Não nos desviamos, portanto, da trilha que nos conduz à dialética arte / vida. A abordagem do assunto nos lembra Cacaso e o seu “Na corda bamba”: “”Poesia/ Eu não te escrevo/ Eu te/ Vivo/ E viva nós!”. Mais do que afirmar um espontaneísmo inocente, o poema de Cacaso funciona como comentário crítico e prototeórico ao cerne das preocupações de criador do poeta. Cacaso é o poeta que encara de frente, mas não de modo inocente, o problema da diluição da poesia na gratuidade. Se a gratuidade do valor poético pode se pautar no trivial da vida, isso não resulta necessariamente na diluição, ou escamoteamento, da contradição entre arte / vida.

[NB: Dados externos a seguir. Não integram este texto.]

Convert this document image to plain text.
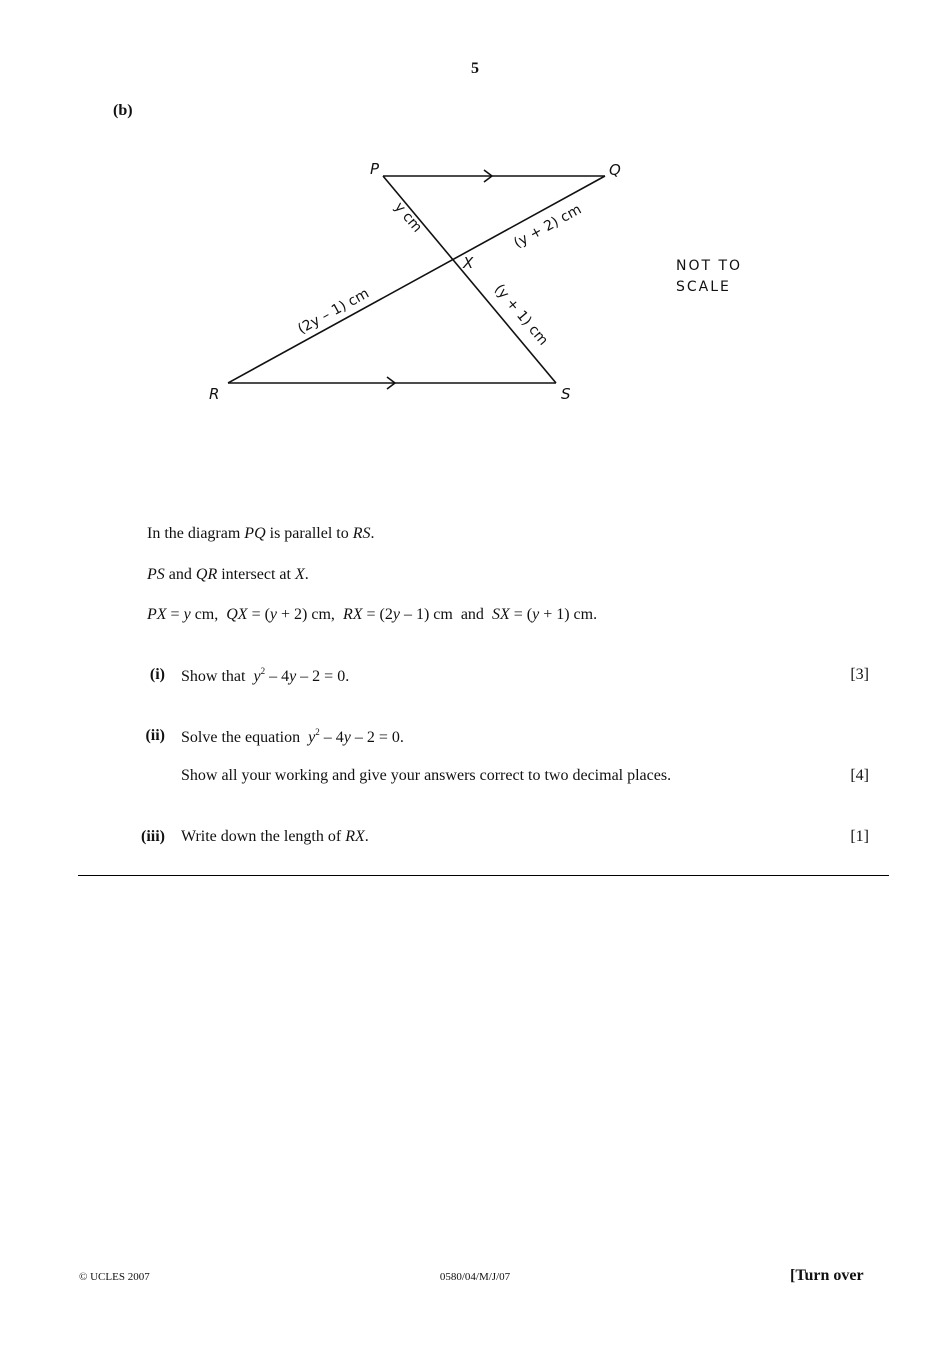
5
(b)
P	Q
R	S
X
y cm	(y + 2) cm
(2y – 1) cm	(y + 1) cm
NOT TO
SCALE
In the diagram PQ is parallel to RS.
PS and QR intersect at X.
PX = y cm,  QX = (y + 2) cm,  RX = (2y – 1) cm  and  SX = (y + 1) cm.
(i) Show that  $y^2 - 4y - 2 = 0$.	[3]
(ii) Solve the equation  $y^2 - 4y - 2 = 0$.
Show all your working and give your answers correct to two decimal places.	[4]
(iii) Write down the length of RX.	[1]
© UCLES 2007	0580/04/M/J/07	[Turn over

Muito pelo contrário, ela se presentifica no poema como questão da própria vida, alçada à condição de poema. Por isso Cacaso diz “eu te vivo”. Num de seus exercícios de reflexão sobre a poesia brasileira, estabelecendo um diálogo com o modernista Mário de Andrade, Cacaso provoca:
O modernismo, para quem a criação é igual à realização, em ato, de um ideal, é, portanto, um esforço empenhado em prol da gratuidade, da autonomia das coisas e dos valores, um jeito de constranger para que a espontaneidade pudesse aflorar sem constrangimento, o que em si já configura um paradoxo.[7]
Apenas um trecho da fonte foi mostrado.